For many, Christian and non-Christian alike, ecology is important, and often reflected in a wish to maintain a vibrant world, and woodland burial offers the chance to make a dying gift to contribute towards the creation of a woodland green lung.

With practicalities such as all coffins being bio-degradable, no permanent grave markers such as headstones allowed, and the encouragement of wild flowers and a return of wildlife to the area, this type of burial is appealing to many, and we welcome them all. Whilst the trust is a Church of England charity, and we make no secret of that, we welcome anyone and everyone, regardless of race or religion. There are no geographical or theological boundaries governing who may be buried at the Glebe.

The trees, planted following consultation with the Forestry Commission, are all native to the area, and are planted in a glade pattern, with burials take place in the glades. New trees are not planted with each burial, unlike many other woodland burial grounds. The graves form part of the meadow as time passes, and while permanent markers are not permitted, simply engraved wooden markers, together with wild flowers and bulbs may be placed. Existing trees may also be adopted, rather than new trees planted. 
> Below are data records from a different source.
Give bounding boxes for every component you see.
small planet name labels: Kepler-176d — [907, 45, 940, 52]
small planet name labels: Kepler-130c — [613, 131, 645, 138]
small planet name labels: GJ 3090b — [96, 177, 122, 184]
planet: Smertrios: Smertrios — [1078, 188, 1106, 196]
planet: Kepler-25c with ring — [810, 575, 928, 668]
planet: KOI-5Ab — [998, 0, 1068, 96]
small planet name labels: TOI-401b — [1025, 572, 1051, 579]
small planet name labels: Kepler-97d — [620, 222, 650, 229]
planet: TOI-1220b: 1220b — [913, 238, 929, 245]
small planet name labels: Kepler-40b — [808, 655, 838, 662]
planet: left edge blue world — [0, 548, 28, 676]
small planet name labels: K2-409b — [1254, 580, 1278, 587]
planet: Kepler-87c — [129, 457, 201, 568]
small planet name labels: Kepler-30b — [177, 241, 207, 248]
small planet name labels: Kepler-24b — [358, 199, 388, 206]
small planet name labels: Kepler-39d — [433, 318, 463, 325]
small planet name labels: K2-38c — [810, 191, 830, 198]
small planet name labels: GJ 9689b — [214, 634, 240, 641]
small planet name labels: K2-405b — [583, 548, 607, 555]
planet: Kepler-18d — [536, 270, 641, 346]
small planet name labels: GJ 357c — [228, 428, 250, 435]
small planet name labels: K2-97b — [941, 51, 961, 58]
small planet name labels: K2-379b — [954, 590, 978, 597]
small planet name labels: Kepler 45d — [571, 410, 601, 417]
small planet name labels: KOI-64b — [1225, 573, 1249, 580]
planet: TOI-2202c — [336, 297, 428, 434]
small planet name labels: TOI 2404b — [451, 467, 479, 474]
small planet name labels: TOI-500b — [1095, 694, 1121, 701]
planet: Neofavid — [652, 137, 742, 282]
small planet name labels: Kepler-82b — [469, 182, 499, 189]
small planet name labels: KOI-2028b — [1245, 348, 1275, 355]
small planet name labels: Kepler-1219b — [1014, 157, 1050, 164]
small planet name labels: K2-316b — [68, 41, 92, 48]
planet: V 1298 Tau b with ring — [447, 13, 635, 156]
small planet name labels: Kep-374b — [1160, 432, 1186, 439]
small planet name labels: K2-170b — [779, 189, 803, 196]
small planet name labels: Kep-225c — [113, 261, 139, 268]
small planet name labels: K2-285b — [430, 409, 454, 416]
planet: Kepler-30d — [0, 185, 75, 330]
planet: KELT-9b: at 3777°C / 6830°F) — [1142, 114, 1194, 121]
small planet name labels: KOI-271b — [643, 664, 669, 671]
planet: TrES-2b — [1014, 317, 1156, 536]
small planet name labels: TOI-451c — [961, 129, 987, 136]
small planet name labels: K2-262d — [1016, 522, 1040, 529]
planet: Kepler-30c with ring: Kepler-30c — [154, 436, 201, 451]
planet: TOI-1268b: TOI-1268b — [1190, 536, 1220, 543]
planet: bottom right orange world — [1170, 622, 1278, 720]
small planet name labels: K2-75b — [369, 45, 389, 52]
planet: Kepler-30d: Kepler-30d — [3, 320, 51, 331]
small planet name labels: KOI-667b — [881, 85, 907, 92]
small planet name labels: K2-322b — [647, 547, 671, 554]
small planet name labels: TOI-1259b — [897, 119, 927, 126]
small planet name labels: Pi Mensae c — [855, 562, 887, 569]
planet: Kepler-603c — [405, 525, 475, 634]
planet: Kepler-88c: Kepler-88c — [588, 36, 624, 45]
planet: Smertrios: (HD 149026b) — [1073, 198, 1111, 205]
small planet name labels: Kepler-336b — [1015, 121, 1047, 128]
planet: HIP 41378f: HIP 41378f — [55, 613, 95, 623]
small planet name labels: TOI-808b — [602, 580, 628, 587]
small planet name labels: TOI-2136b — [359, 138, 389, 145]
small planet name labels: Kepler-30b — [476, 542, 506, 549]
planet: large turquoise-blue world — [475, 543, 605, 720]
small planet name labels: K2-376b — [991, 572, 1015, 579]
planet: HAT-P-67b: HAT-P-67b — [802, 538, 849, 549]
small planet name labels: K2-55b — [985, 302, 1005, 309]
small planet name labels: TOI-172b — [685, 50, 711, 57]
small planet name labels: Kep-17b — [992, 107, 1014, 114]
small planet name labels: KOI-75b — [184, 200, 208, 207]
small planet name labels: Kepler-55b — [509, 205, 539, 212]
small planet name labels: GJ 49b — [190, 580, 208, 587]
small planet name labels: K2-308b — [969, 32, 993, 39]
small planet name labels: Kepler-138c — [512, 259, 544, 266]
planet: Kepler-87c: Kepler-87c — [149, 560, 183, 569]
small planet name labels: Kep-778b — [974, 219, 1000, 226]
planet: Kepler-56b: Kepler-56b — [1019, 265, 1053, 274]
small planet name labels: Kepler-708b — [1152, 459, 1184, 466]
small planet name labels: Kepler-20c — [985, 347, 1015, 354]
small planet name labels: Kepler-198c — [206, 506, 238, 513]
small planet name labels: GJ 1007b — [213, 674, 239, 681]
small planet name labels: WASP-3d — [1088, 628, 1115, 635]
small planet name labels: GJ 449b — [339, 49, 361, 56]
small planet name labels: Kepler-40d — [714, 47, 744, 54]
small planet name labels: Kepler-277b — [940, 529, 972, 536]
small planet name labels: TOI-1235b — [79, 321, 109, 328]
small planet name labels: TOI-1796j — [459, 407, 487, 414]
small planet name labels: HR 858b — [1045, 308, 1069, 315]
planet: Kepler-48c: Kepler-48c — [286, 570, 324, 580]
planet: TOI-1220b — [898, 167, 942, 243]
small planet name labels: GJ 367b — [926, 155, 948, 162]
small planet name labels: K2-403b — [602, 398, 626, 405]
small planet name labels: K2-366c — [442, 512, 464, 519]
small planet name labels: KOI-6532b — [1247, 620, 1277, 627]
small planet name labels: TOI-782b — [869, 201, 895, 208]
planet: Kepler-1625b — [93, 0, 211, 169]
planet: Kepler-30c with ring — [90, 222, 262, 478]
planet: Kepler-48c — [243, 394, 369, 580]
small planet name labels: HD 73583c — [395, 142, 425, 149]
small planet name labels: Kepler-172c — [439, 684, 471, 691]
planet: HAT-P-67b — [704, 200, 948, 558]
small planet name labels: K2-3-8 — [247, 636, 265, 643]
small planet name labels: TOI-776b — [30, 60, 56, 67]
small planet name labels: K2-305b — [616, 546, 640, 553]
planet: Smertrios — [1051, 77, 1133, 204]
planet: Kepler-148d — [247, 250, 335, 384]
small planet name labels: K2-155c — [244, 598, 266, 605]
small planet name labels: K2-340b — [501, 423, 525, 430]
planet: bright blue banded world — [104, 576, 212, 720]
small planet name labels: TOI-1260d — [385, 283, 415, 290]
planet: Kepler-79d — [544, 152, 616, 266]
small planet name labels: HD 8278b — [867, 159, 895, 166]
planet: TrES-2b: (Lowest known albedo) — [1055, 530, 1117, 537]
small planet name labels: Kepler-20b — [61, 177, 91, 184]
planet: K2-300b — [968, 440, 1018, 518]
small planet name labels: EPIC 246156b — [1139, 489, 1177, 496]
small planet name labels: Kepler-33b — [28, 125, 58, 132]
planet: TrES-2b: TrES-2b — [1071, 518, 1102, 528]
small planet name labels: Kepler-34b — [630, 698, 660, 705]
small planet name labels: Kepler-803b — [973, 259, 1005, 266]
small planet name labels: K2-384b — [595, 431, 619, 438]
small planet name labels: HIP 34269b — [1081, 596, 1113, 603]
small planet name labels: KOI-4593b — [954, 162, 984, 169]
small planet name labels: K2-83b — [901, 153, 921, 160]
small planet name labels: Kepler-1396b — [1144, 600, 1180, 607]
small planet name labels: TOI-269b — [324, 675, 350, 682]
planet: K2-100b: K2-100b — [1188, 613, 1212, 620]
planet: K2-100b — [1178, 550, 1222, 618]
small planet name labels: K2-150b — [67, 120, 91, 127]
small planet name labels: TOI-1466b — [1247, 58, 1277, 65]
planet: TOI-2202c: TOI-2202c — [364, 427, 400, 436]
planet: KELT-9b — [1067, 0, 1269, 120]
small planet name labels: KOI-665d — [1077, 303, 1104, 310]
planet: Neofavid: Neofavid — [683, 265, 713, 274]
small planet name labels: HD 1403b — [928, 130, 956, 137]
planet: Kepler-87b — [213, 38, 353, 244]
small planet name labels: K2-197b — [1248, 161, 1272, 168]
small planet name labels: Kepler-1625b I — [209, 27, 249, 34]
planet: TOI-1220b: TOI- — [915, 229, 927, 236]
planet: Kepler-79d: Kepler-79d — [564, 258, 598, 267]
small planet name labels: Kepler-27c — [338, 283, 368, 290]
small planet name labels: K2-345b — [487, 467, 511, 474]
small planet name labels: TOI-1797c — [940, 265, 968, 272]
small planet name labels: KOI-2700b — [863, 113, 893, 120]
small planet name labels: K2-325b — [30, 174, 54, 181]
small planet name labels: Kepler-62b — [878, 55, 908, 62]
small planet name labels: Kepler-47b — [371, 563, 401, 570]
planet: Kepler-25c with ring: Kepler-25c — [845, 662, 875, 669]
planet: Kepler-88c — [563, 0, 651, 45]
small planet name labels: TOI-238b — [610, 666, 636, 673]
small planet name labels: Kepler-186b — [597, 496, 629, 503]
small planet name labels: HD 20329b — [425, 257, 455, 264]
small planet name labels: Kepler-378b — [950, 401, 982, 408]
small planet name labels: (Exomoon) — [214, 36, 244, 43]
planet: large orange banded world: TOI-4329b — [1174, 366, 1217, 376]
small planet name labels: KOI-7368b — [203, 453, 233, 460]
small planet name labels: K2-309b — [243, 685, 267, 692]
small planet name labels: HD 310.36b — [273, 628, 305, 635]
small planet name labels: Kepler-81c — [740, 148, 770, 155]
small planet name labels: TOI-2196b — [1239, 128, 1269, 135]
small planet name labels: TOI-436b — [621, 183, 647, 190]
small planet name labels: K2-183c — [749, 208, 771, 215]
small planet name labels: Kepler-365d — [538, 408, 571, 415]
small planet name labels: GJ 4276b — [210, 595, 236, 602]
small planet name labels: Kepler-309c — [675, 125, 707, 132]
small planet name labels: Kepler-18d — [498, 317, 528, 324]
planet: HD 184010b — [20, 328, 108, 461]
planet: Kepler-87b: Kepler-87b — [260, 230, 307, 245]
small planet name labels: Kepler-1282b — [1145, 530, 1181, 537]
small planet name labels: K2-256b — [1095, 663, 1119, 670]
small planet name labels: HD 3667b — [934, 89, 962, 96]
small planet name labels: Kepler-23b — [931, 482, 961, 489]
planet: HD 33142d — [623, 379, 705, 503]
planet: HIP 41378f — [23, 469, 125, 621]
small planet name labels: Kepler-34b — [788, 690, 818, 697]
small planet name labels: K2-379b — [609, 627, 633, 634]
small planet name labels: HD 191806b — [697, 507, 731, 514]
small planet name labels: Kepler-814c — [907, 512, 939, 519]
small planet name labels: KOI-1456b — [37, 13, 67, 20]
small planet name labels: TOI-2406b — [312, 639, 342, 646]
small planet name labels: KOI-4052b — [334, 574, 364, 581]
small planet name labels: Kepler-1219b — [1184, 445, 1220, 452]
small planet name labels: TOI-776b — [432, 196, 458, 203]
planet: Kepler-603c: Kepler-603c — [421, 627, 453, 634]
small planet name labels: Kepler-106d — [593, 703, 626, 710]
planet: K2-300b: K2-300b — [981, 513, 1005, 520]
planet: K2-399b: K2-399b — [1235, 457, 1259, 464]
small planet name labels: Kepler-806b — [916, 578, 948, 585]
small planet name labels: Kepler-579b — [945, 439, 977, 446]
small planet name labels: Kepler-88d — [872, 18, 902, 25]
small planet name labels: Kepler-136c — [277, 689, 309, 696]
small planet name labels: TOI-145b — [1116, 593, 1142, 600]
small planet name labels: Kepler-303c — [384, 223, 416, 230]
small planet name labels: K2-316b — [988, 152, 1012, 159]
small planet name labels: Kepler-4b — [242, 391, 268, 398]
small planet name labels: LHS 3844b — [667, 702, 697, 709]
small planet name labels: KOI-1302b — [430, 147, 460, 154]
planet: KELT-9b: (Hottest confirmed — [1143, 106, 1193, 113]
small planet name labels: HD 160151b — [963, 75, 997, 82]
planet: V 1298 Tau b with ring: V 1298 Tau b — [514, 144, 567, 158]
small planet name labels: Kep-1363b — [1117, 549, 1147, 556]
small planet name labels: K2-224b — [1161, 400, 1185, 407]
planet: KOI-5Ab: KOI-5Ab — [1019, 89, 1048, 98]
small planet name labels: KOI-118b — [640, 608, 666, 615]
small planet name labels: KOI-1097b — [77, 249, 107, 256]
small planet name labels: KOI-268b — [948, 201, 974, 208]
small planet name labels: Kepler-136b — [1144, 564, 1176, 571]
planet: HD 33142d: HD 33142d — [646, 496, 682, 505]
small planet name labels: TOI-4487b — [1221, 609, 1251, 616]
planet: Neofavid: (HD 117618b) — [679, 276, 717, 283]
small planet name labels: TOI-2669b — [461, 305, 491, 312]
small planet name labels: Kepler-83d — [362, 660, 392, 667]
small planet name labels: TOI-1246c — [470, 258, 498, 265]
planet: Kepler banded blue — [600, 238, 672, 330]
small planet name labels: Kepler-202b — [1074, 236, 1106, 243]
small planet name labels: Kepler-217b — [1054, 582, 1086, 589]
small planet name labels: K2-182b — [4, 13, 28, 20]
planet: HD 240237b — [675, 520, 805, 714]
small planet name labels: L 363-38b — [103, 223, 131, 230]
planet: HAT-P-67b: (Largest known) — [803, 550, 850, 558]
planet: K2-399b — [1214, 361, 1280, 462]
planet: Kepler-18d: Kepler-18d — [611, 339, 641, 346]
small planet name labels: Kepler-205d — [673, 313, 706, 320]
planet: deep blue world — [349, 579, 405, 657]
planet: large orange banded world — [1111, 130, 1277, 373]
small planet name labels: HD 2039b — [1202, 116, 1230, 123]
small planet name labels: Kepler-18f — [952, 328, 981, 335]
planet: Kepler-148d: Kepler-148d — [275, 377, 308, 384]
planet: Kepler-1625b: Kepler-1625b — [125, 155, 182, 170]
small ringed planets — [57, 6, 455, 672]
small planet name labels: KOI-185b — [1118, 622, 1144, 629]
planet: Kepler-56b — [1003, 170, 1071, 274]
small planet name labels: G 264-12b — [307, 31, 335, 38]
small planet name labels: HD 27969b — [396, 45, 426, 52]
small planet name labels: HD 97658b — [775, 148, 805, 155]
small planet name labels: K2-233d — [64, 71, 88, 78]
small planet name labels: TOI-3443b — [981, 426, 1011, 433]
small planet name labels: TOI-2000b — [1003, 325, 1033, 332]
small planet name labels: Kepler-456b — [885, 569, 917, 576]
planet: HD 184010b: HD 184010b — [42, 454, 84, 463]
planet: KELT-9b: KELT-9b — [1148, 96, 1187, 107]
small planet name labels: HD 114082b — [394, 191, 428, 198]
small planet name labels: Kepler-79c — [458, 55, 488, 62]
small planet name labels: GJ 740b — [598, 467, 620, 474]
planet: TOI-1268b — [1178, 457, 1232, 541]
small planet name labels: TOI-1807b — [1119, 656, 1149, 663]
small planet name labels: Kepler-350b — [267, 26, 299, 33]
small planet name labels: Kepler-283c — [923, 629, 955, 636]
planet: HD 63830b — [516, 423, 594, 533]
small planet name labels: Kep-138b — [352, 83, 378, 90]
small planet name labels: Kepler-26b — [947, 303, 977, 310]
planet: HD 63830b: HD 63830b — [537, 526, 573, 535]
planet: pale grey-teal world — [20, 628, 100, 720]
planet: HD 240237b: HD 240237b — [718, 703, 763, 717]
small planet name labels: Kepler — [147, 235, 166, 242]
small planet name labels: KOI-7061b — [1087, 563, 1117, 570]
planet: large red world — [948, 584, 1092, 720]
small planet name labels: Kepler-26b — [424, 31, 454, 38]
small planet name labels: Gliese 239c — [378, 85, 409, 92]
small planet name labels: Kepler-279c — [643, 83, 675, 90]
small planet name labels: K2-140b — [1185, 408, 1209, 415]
The woodland is as much for the bereaved as the deceased.  A clear object is to provide a place of natural beauty and peace - a collective site of memory for those who remember their loved ones. We have been surprised at the camaraderie that has developed between those families with relatives buried at Barton (and indeed with those who have made reservations for the future), and recognize the pastoral role we do have in the bereavement process for many. All who work for the Arbory Trust are trained in bereavement counselling, in recognition of the vulnerability of the recently bereaved, and of the continuing need to help them as time passes, and this enables us to provide not only an efficient, professional burial ground service, but one with a caring approach.

The Arbory Trust is a non-profit making Church of England registered charity, established in 2000, and was set up by a small group led by Rev Peter Owen-Jones.

The land (originally church Glebe land, and still referred to as Barton Glebe) was consecrated by the Bishop of Ely, the chairman of our trustees, in 2002. The fact that the land is consecrated provides great comfort to many, not only members of the Church of England, giving an assurance that many other woodland burial grounds cannot. The site will ultimately cover 30 acres in total, but in Phase One just under half of that is currently in use.

Initial teething problems were many and varied, ranging from obtaining planning permission, considerations such as the level of the water table, researching into the woodland to be created, and sourcing funding for the entire project. An enthusiastic group of trustees was gathered at the outset, with a wide range of essential expertise, and many remain actively involved. With these initial problems overcome, the Trust is now run by a Working Group of trustees and a small staff (all part-time).

The first burial actually took place in 2000 before a single new tree had been planted and to date over 250 interments have taken place, with nearly 400 people having made reservations (many fully paid) for the future. Each year sees a new phase in the development of the Trust, and numbers of interments and reservations continue to grow.

Whatever it is that motivates people to consider woodland burial at Barton Glebe, we welcome them all, and intend still to be doing so for many years to come.  

Following a career as a private client lawyer in London, then living in the USA for 7 years and producing three children, Deryn has been with the Arbory Trust since April 2005. She deals with both the bereaved and all involved with running the trust, from trustees and lawyers, to gravediggers and wildlife experts, providing a job way beyond anything she could have imagined when starting out as a lawyer!